Noah has little confidence that he can convince the dragons of anything and that this is basically a suicide mission. But his strong sense of duty compels him; if there is even a minute possibility of success prior to his demise, he will attempt to garner the dragons’ assistance for his dwindling race. Since he finds himself in this predicament, and in his mind death is imminent — and he is resigned to it — he is able to acquire a sense of calm that allows him to interact rationally with the first dragon he encounters on their side of reality. This serenity works well because allows their exchanges to proceed as they do, with curiosity and intrigue rather than the fear and apprehension that might have been expected in Noah’s situation.

The initial conversations between Noah and the dragon, Zacharei, are laced with teasing humor. While they converse, Zacharei is running his tongue over various parts of Noah’s body to see if he might be a tasty treat. Noah is somewhat concerned, but keeps his cool and answers Zacharei’s questions honestly, which is a good thing, since the dragon can smell his emotions, including lies. Zacharei is fascinated by the human and wishes to indulge his innate curiosity about the species. I really enjoyed the characterization of Zacharei. He is portrayed as a fun-loving, intelligent being that is always seeking knowledge. His current cognitive — and physical — quest is human mating. He wants to experience it and he wants Noah to help him. The reader know that he has no intention of harming the human, but he uses subtle and witty threats about his ability to eat the man when he seems to object to Zacharei’s suggestions. His strategy works and he gets what he wants, and what he smells is what Noah wants as well. For anyone concerned — Zacharei does not mate with Noah as a dragon; he is a magical creature and transforms into a gorgeous human male.
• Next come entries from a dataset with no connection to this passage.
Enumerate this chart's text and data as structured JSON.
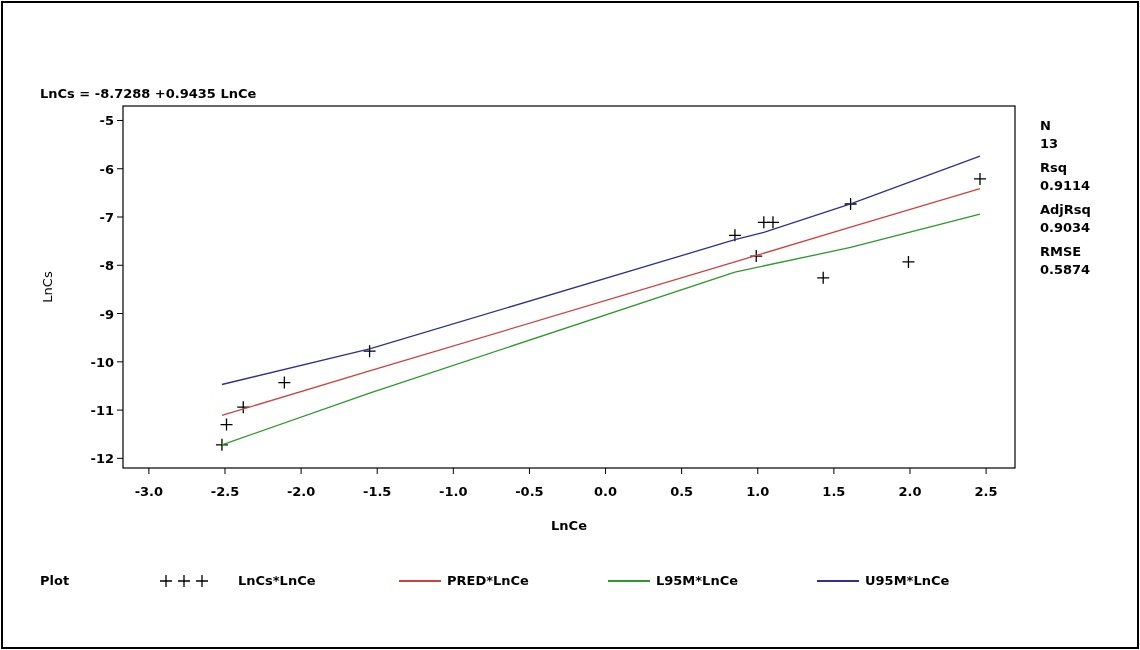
{
  "chart_data": {
    "type": "scatter",
    "xlabel": "LnCe",
    "ylabel": "LnCs",
    "legend_title": "Plot",
    "legend": "bottom",
    "grid": false,
    "xlim": [
      -3.17,
      2.69
    ],
    "ylim": [
      -12.2,
      -4.7
    ],
    "xticks": [
      {
        "value": -3,
        "label": "-3.0"
      },
      {
        "value": -2.5,
        "label": "-2.5"
      },
      {
        "value": -2,
        "label": "-2.0"
      },
      {
        "value": -1.5,
        "label": "-1.5"
      },
      {
        "value": -1,
        "label": "-1.0"
      },
      {
        "value": -0.5,
        "label": "-0.5"
      },
      {
        "value": 0,
        "label": "0.0"
      },
      {
        "value": 0.5,
        "label": "0.5"
      },
      {
        "value": 1,
        "label": "1.0"
      },
      {
        "value": 1.5,
        "label": "1.5"
      },
      {
        "value": 2,
        "label": "2.0"
      },
      {
        "value": 2.5,
        "label": "2.5"
      }
    ],
    "yticks": [
      -12,
      -11,
      -10,
      -9,
      -8,
      -7,
      -6,
      -5
    ],
    "annotations": [
      "LnCs = -8.7288 +0.9435 LnCe",
      "N",
      "13",
      "Rsq",
      "0.9114",
      "AdjRsq",
      "0.9034",
      "RMSE",
      "0.5874"
    ],
    "series": [
      {
        "name": "LnCs*LnCe",
        "marker": "cross",
        "color": "#000000",
        "x": [
          -2.52,
          -2.49,
          -2.38,
          -2.11,
          -1.55,
          0.85,
          0.99,
          1.04,
          1.1,
          1.43,
          1.61,
          1.99,
          2.46
        ],
        "values": [
          -11.72,
          -11.3,
          -10.94,
          -10.43,
          -9.78,
          -7.38,
          -7.81,
          -7.11,
          -7.11,
          -8.26,
          -6.73,
          -7.93,
          -6.21
        ]
      },
      {
        "name": "PRED*LnCe",
        "type": "line",
        "marker": "none",
        "color": "#d04040",
        "x": [
          -2.52,
          -1.55,
          0.85,
          1.61,
          2.46
        ],
        "values": [
          -11.11,
          -10.19,
          -7.93,
          -7.21,
          -6.41
        ]
      },
      {
        "name": "L95M*LnCe",
        "type": "line",
        "marker": "none",
        "color": "#2a9a2a",
        "x": [
          -2.52,
          -1.55,
          0.85,
          1.61,
          2.46
        ],
        "values": [
          -11.72,
          -10.65,
          -8.14,
          -7.63,
          -6.94
        ]
      },
      {
        "name": "U95M*LnCe",
        "type": "line",
        "marker": "none",
        "color": "#303090",
        "x": [
          -2.52,
          -1.55,
          0.85,
          1.04,
          1.61,
          2.46
        ],
        "values": [
          -10.47,
          -9.73,
          -7.47,
          -7.32,
          -6.73,
          -5.74
        ]
      }
    ]
  }
}
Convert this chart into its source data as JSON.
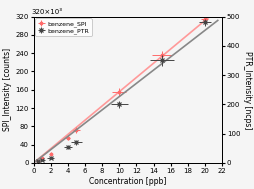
{
  "spi_x": [
    0.5,
    1.0,
    2.0,
    4.0,
    5.0,
    10.0,
    15.0,
    20.0
  ],
  "spi_y": [
    4000,
    10000,
    20000,
    55000,
    72000,
    155000,
    235000,
    315000
  ],
  "spi_xerr": [
    0.05,
    0.1,
    0.2,
    0.3,
    0.4,
    0.8,
    1.2,
    0.4
  ],
  "spi_yerr": [
    1500,
    2000,
    3000,
    5000,
    6000,
    8000,
    10000,
    6000
  ],
  "ptr_x": [
    0.5,
    1.0,
    2.0,
    4.0,
    5.0,
    10.0,
    15.0,
    20.0
  ],
  "ptr_y": [
    5,
    9,
    18,
    55,
    70,
    200,
    350,
    480
  ],
  "ptr_xerr": [
    0.2,
    0.3,
    0.4,
    0.5,
    0.6,
    1.0,
    1.4,
    0.7
  ],
  "ptr_yerr": [
    2,
    2,
    4,
    6,
    8,
    12,
    18,
    12
  ],
  "spi_color": "#ff6b6b",
  "ptr_color": "#444444",
  "line_spi_color": "#ff9999",
  "line_ptr_color": "#888888",
  "xlabel": "Concentration [ppb]",
  "ylabel_left": "SPI_Intensity [counts]",
  "ylabel_right": "PTR_Intensity [ncps]",
  "xlim": [
    0,
    22
  ],
  "ylim_left": [
    0,
    320000
  ],
  "ylim_right": [
    0,
    500
  ],
  "yticks_left": [
    0,
    40000,
    80000,
    120000,
    160000,
    200000,
    240000,
    280000,
    320000
  ],
  "ytick_labels_left": [
    "0",
    "40",
    "80",
    "120",
    "160",
    "200",
    "240",
    "280",
    "320"
  ],
  "yticks_right": [
    0,
    100,
    200,
    300,
    400,
    500
  ],
  "xticks": [
    0,
    2,
    4,
    6,
    8,
    10,
    12,
    14,
    16,
    18,
    20,
    22
  ],
  "legend_spi": "benzene_SPI",
  "legend_ptr": "benzene_PTR",
  "bg_color": "#f5f5f5",
  "offset_label": "320×10³"
}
And as with the rest of the tale, there is levity and jesting during the lovemaking scenes which enhanced the lighthearted tone of the romance.
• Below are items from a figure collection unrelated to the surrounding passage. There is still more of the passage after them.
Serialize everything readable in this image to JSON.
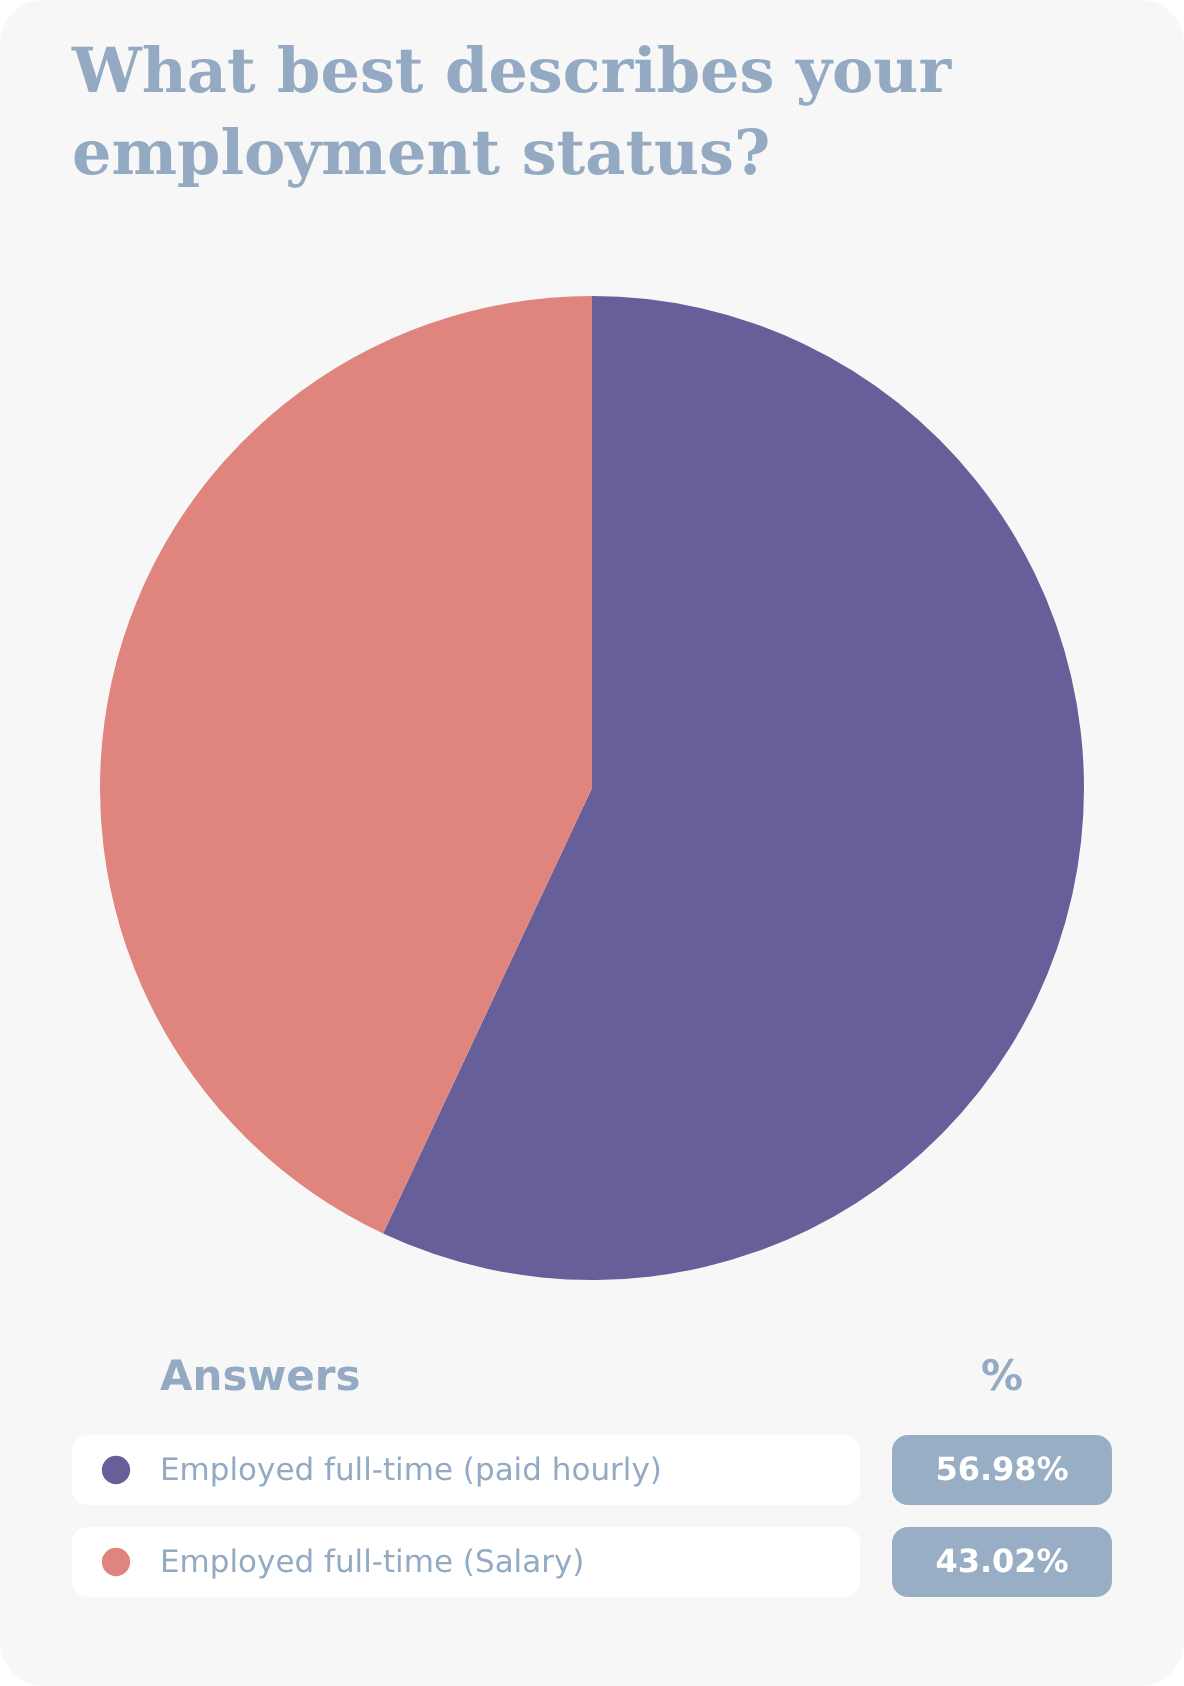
{
  "chart_data": {
    "type": "pie",
    "title": "What best describes your employment status?",
    "categories": [
      "Employed full-time (paid hourly)",
      "Employed full-time (Salary)"
    ],
    "values": [
      56.98,
      43.02
    ],
    "colors": [
      "#665f99",
      "#e0847e"
    ],
    "value_labels": [
      "56.98%",
      "43.02%"
    ],
    "legend": "bottom",
    "legend_title": "Answers",
    "annotations": [
      "%"
    ]
  }
}
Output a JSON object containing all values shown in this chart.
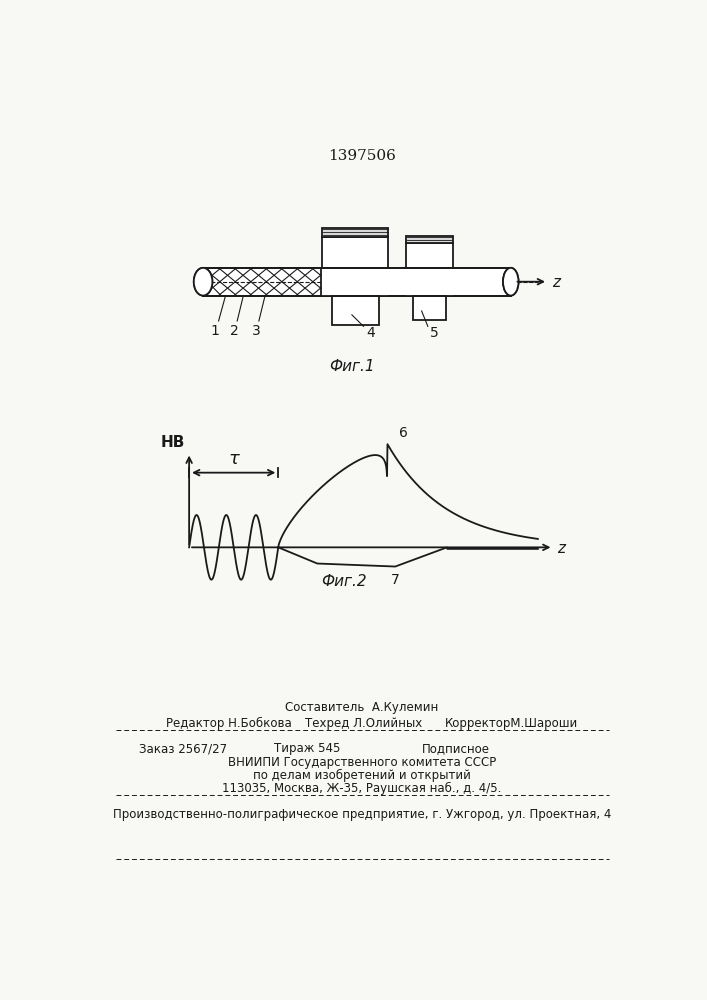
{
  "patent_number": "1397506",
  "fig1_caption": "Фиг.1",
  "fig2_caption": "Фиг.2",
  "z_label": "z",
  "hb_label": "НВ",
  "tau_label": "τ",
  "label_1": "1",
  "label_2": "2",
  "label_3": "3",
  "label_4": "4",
  "label_5": "5",
  "label_6": "6",
  "label_7": "7",
  "footer_line1": "Составитель  А.Кулемин",
  "footer_line2a": "Редактор Н.Бобкова",
  "footer_line2b": "Техред Л.Олийных",
  "footer_line2c": "КорректорМ.Шароши",
  "footer_line3a": "Заказ 2567/27",
  "footer_line3b": "Тираж 545",
  "footer_line3c": "Подписное",
  "footer_line4": "ВНИИПИ Государственного комитета СССР",
  "footer_line5": "по делам изобретений и открытий",
  "footer_line6": "113035, Москва, Ж-35, Раушская наб., д. 4/5.",
  "footer_line7": "Производственно-полиграфическое предприятие, г. Ужгород, ул. Проектная, 4",
  "bg_color": "#f8f8f4",
  "line_color": "#1a1a1a"
}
This story is a playful escapade with a creative twist toward the end. I did feel that it ended too abruptly; it did have a logical conclusion, but it would have been more satisfying to have an idea of how the future would look and their role in it. Perhaps a continuation is in the works? The storyline has possibilities for a sequel. I do recommend you try this unique and entertaining story. It promises to please and make you laugh.